Now the issue is refusing to eat, and often he refuses to come to the table.  Transitions are rough for him, even going from one activity at home to another.  I don’t want to argue about food.  I’ve been setting out a plate and telling him he can decide if he wants to eat dinner.  He can have carrot sticks or fruit instead if he wants.  And he gets a yogurt before bed, which he loves.  I feed him that on my lap.

I’m not sure if it is best to leave it up to him if he wants to come to the table or enforce a rule that at mealtimes, we sit at the table together whether or not he eats.  I’m a single mom with no other children, so I don’t have to worry about the effect of him playing instead of coming to the table on anyone else.  (But it drives me nuts!)  He has never shown any problems eating at day care or preschool.  In those settings, he simply follows the crowd and eats like everyone else.

By barbaloot on Thursday, December 13, 2012 at 5:12 pm.

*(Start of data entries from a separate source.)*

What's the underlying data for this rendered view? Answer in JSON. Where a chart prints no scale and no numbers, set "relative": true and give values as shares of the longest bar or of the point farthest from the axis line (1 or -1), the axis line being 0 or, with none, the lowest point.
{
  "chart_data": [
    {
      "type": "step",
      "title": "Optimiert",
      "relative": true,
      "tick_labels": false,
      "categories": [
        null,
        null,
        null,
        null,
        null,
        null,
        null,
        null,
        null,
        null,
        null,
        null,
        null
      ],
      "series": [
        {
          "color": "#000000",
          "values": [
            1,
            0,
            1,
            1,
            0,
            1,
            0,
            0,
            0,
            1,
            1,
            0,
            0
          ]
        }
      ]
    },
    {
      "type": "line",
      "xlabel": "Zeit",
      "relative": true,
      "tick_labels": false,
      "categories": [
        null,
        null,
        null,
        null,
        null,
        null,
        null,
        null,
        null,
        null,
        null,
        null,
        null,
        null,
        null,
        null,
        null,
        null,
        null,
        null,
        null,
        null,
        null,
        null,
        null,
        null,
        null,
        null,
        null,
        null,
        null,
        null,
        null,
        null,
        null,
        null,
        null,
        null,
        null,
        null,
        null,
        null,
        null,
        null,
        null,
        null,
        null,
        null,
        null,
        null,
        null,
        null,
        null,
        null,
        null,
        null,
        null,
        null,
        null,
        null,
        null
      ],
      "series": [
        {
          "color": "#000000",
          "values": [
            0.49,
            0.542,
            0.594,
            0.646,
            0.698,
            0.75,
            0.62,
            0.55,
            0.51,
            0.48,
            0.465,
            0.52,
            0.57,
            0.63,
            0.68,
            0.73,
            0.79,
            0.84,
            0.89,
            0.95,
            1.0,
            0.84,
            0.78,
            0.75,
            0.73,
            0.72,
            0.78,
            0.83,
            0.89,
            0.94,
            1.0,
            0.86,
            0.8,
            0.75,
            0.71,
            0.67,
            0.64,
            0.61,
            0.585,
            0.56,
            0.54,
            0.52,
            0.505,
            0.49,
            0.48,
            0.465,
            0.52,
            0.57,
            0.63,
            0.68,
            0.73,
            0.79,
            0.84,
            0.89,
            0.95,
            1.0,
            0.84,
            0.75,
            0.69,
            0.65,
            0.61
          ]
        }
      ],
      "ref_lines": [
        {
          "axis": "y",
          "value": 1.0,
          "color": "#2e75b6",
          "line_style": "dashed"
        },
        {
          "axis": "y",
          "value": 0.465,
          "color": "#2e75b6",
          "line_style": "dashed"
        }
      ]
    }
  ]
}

We have adopted 2 daughters from CHina and have just recently adopted a 12 year old from Colombia.  All three of the girls have had some food challenges due to thier backgrounds.  They tend to overeat and at times can make themselves sick from the quantity of food they eat.  They all like healthy food but when 1 child will eat 4 or 5 bananas in 1 day, a whole bunch of grapes or try to eat 4 or 5 slices of pizza in 1 meal I’m wondering how to best approach this.  I try to re-enforce that in our house food is always present because of past neglect and encourage the girls to slow down.  What suggestions do you have?

By familyof7 on Thursday, December 13, 2012 at 6:23 pm.

Was this recorded or is there a playback? I was unable to listen but I am very interested in this session.

By ColoradoMom on Thursday, December 13, 2012 at 9:42 pm.

Was this recorded or is there a playback? I was unable to listen but I am very interested in this session. Above comment is also true for me.  Thanks.

By CStallman on Friday, December 14, 2012 at 4:39 pm.

I made a mistake, I thought this was today, not yesterday so I missed it.  It says an audio file will be avaible, does anyone know where?
Thanks

By familyof7 on Friday, December 14, 2012 at 4:48 pm.

The recording of this webinar is available at http://adoptivefamilies.com/webinars.

By AFC Editors on Wednesday, December 19, 2012 at 4:44 pm.

Rasbebe, #1 tip clients say helps lessen power struggles is to serve meals family-style. It’s about letting kids feel in control as much as possible. if you pre-plate and they don’t like what they see, they are upset and negotiating before the meal even begins! Lots more tips, following the Division Of Responsibility helps too. Put out a variety of foods, including at least one or two things your child enjoys, and then your child gets to eat as much or as little as he wants. Also, the less we talk about nutrition etc. the less they have to argue about. I spend most of a chapter talking about power struggles, pushback etc. Every child is different as well. Hope that helps to get you started!

By Katja on Thursday, January 31, 2013 at 4:24 pm.